Jeryl Cole exemplifies this aphorism. He and his wife Tai own the boutique beer and wine shop Off the Rox, which is just around the corner from our house in the Highlandtown neighborhood of Baltimore. Since the start of quarantine, they’ve been open. Selling beer, giving daps, smiling, greeting their customers by name, and providing a sanctuary outside everyone’s residential barricade.
Jeryl and I always get a quick rap with each other when I stop in to grab a beer. Though we’re both masked-up, we still share a laugh or two. I make it a point to always ask him, “How are y’all holdin’ up, boss?”—he and his wife have a nine-month-old baby and two toddlers. Per usual, Jeryl responds, “Ah, you know man, same old.” As in, everything has changed, but in essence, nothing has changed.

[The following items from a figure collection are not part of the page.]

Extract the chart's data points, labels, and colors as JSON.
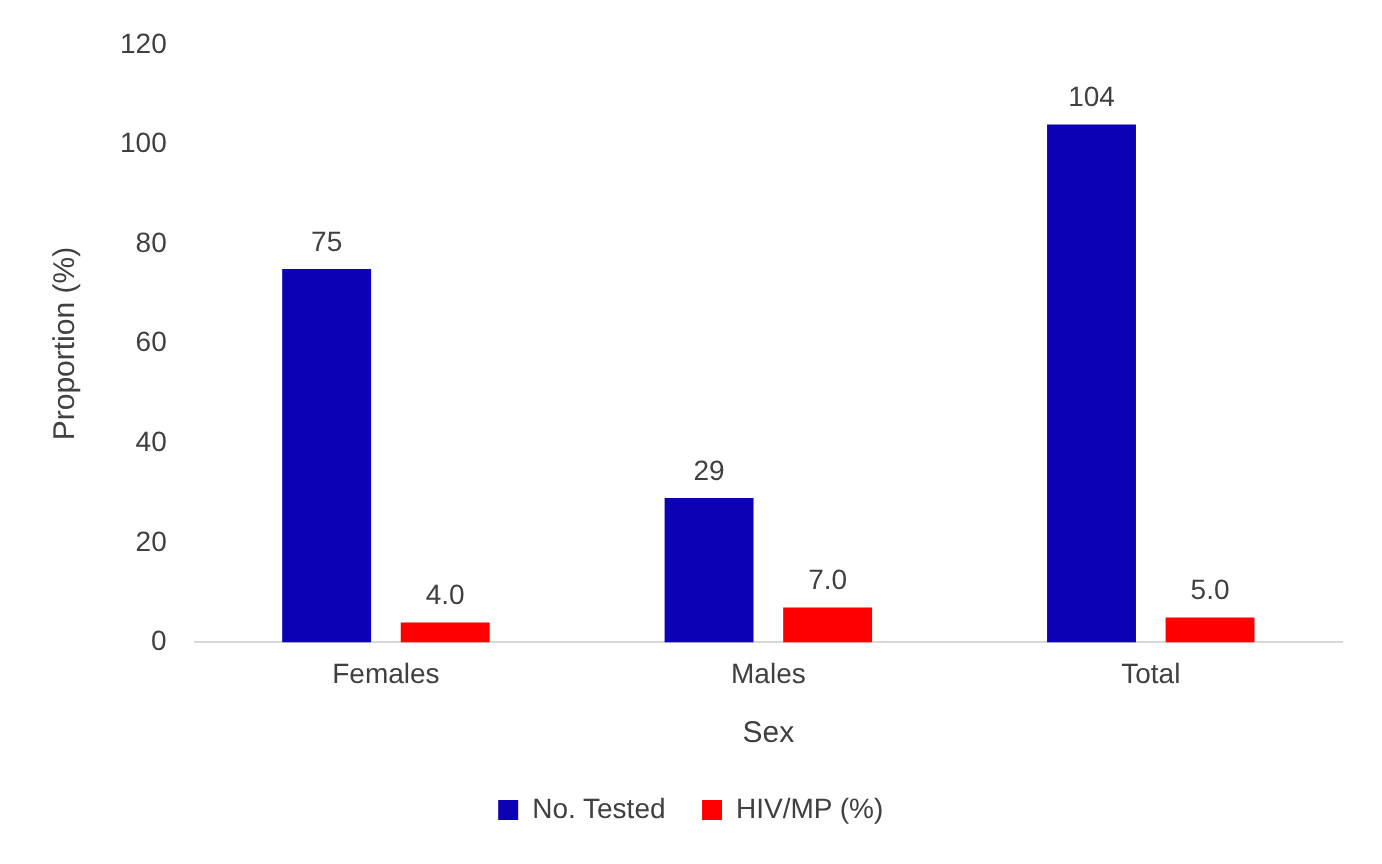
{
  "chart_data": {
    "type": "bar",
    "xlabel": "Sex",
    "ylabel": "Proportion (%)",
    "categories": [
      "Females",
      "Males",
      "Total"
    ],
    "series": [
      {
        "name": "No. Tested",
        "color": "#0c00b4",
        "values": [
          75,
          29,
          104
        ],
        "value_labels": [
          "75",
          "29",
          "104"
        ]
      },
      {
        "name": "HIV/MP (%)",
        "color": "#ff0000",
        "values": [
          4.0,
          7.0,
          5.0
        ],
        "value_labels": [
          "4.0",
          "7.0",
          "5.0"
        ]
      }
    ],
    "ylim": [
      0,
      120
    ],
    "yticks": [
      0,
      20,
      40,
      60,
      80,
      100,
      120
    ],
    "grid": false,
    "legend": "bottom"
  }
}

We all want to get back to “normal,” but what if that doesn’t happen? Do we quit? I’d say now is the most essential time to take care of our minds and our friends and family, and to work on our perspectives of the current state of affairs. Not to accept them—but for the sake of our mental health, we must continue to live our lives, and find those things that make us feel human.
If football has taught me anything, I know we’ll all become more resolute in the face of adversity. We may even find a level of calmness during trying times, and continue on with business as usual. Just as Jeryl and Tai have always done.